I shrugged. I didn’t know—I just wanted to help.
He shook his head. “Have you ever had to overcome some kind of addiction?”
I shook my head.
“Have you ever tried drugs?”
Shook my head again.
Guess that career path may not be for me—I could still be a social worker, though. Except, could I really take kids from their homes? Could I be strong when they were in tears?
“There’s no money in that,” someone told me once. Really, I didn’t care about the money, never have. But when you combined my real fears and the thought of barely being able to afford an apartment, it shook me up a bit.
Now what do I do?
Drop out of school, of course. Why waste the money when you don’t know what you’re going to do?

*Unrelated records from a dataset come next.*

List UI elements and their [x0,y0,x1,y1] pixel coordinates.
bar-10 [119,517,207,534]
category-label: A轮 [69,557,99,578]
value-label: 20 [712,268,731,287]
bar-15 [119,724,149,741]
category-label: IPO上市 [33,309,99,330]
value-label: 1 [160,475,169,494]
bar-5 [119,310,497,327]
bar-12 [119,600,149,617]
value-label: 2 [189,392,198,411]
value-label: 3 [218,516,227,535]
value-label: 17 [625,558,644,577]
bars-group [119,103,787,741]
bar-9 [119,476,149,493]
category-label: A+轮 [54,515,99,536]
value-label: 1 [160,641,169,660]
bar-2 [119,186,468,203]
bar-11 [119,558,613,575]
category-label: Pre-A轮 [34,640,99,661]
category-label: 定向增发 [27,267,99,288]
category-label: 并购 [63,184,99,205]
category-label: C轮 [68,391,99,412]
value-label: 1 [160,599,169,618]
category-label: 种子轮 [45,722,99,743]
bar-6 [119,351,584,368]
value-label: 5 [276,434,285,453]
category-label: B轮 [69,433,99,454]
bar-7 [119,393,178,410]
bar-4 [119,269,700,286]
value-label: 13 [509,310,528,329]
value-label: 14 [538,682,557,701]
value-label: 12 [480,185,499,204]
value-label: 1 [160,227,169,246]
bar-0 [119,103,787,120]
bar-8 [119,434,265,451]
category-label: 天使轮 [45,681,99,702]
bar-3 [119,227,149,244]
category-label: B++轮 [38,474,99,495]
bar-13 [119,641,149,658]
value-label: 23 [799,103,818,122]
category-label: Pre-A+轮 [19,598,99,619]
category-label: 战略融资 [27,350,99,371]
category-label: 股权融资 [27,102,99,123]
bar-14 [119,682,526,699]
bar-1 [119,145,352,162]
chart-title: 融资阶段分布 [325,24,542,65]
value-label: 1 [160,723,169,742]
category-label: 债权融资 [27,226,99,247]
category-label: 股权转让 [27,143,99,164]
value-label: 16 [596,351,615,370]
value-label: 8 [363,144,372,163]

One day, about four years later, I was sitting at work (bank teller), chatting with a co-worker. I don’t remember how we got on the subject, but she was telling me about how her bus driver in 8th grade had turned out to be an estranged grandmother who had gotten the job just to be near her.
This sparked an idea. What if it had been her father (he was supposedly dead)? And what if her father was protecting her? What if he had been part of a heist where the money had gone missing and he had gone to jail? What if those men were still looking for the money? What if . . .
Thus was born the first (in a long time) story idea: The Bus Driver.
Of course, this YA suspense is in the back of my closet and may never see the light of day again, but it was my first. I learned so much just in writing that first draft. I didn’t stick with it long after the first draft, as another novel idea popped into my mind.
I tumbled into the world of writing, head first. Now, here I am, several years later. I’m still not published, but with each book, I’ve gotten closer and closer. Editors and agents actually seem interested. Maybe this dream is close at hand. Maybe I’ve found the perfect place for me.
What about you? Where did you first get the writing bug? That first “real” story?